Understanding Everything About Insured Declared Value (IDV)

Insured Declared Value or IDV, as it is popularly known, is a simple term which is often perceived as complex. This perceived complexity is mostly due to the use of a formula, table, and the implications on a vehicle’s insurance premium. From knowing the layered IDV meaning to acknowledging its importance, the following sections are aimed at understanding everything about it.

What is IDV?

IDV is commonly referred to as the vehicle’s current market value. Simply put, it is the Sum Insured. Both IDV and Sum Insured are self-explanatory terms. Insured Declared Value means the value declared by the insured person. Sum Insured means the sum or amount of money insured. What this means in case of vehicle insurance is that, IDV is the maximum amount of money the insurer will pay the insured person in case of Total Loss, Constructive Total Loss, and Theft.

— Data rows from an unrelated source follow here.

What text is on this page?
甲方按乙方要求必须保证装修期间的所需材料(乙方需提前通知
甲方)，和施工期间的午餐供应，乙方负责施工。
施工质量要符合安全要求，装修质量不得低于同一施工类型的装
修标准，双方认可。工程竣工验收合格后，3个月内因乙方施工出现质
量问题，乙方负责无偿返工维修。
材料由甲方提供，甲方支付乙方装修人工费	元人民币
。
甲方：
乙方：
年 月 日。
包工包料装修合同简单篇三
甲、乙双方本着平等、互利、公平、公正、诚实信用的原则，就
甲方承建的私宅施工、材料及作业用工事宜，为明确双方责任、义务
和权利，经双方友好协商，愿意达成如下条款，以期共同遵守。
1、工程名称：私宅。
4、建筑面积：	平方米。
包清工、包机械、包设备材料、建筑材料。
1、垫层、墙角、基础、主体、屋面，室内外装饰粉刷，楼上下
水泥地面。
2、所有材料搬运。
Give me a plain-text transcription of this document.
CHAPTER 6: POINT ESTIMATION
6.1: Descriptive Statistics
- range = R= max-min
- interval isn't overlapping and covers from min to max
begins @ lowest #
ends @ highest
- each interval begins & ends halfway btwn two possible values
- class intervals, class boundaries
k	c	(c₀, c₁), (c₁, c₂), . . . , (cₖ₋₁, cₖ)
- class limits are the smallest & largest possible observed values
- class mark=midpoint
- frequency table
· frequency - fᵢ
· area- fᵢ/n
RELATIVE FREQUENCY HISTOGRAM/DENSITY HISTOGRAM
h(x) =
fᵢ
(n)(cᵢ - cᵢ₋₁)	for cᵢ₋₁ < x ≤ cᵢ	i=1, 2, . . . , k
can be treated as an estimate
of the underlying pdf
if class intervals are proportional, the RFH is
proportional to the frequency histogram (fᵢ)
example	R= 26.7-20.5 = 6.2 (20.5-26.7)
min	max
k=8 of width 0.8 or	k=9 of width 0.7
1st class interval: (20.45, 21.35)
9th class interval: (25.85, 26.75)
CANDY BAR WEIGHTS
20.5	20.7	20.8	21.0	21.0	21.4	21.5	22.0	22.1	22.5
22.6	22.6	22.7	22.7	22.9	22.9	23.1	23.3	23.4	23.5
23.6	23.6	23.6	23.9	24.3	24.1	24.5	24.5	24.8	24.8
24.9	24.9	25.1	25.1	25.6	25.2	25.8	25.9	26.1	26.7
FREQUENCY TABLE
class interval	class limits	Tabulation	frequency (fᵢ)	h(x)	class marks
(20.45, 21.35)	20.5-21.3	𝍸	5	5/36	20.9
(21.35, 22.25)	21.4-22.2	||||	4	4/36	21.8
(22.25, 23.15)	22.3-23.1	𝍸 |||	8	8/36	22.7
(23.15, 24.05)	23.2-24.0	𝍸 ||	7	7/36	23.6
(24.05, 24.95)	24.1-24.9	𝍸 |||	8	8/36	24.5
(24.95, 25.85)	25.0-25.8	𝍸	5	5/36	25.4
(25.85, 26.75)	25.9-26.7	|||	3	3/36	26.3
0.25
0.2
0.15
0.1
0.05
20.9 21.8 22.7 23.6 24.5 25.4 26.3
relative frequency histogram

IDV’s meaning is connected with insurance’s Principle of Indemnity. Here, indemnity relates to compensation for damage and theft. This principle states that insurance isn’t designed to help the insured person make a profit but to compensate for the loss. There shouldn’t be scope for monetary benefit when it comes to claims. Thus, IDV is the maximum value paid by the insurer, if the paid value increases the IDV, the insured person might make a profit from it, which is not the objective of insurance.

IDV and Claims

IDV is not associated with other claims, neither is it the vehicle’s resale value. Its scope is limited to the three situations mentioned below:

1 – Total Loss: The damaged vehicle is incapable of running on the road any more

2 – Constructive Total Loss: The cost of repairing the damages exceeds 75% of IDV

3 – Theft: The vehicle is stolen

How is IDV calculated?

IDV is calculated as per the following formula:

IDV = (Listing price stated by manufacturer – Depreciation) + (Additional accessories – Depreciation)

Depreciation table as per India Motor Tariff:

Age of the vehicle

% of Depreciation for calculating IDV

Not exceeding 6 months

5%

Exceeding 6 months but not exceeding 1 year

15%

Exceeding 1 year but not exceeding 2 years

20%

Exceeding 2 years but not exceeding 3 years

30%

Exceeding 3 years but not exceeding 4 years

40%

Exceeding 4 years but not exceeding 5 years

50%

Exceeding 5 years

Depends on mutual understanding between insured person and insurer

Therefore, IDV is a dynamic value. It changes as your vehicle’s age increases. Insurers compute the IDV based on the information provided to them by the insured person. Information pertaining to the vehicle’s make, model, cubic capacity, registration, etc. is taken into consideration and the IDV is calculated.

Is declaring a lower IDV helpful for the insured person?

A lower IDV will mean lower insurance premium. This will have an impact on the amount received during claim settlement as well. Because the insurance premium is low, the value received during claim settlement will also be low. This might be counterproductive in the long run and defies the purpose of insurance which is to safeguard your financial interest in case of a loss. Thus, it is suggested to go for a correct IDV and not opt for a lower or higher value. A higher value will increase your insurance premium and you will unnecessarily pay more.

Practical Aspect

For example, consider Mr. A’s car was priced at Rs. 5 lakhs. Its approximate IDV while purchasing the first insurance policy amounted to Rs. 4.75 lakhs. The insurance premium was charged accordingly. All went well for a year. While renewing the policy after a year, the IDV reduced to Rs. 4 lakhs and the vehicle was stolen. After raising a valid claim, Mr. A was paid Rs. 4 lakhs by the insurer to settle the claim.

Now that you have a clear idea about IDV, declare the correct value, keep renewing your policy on time, and stay insured.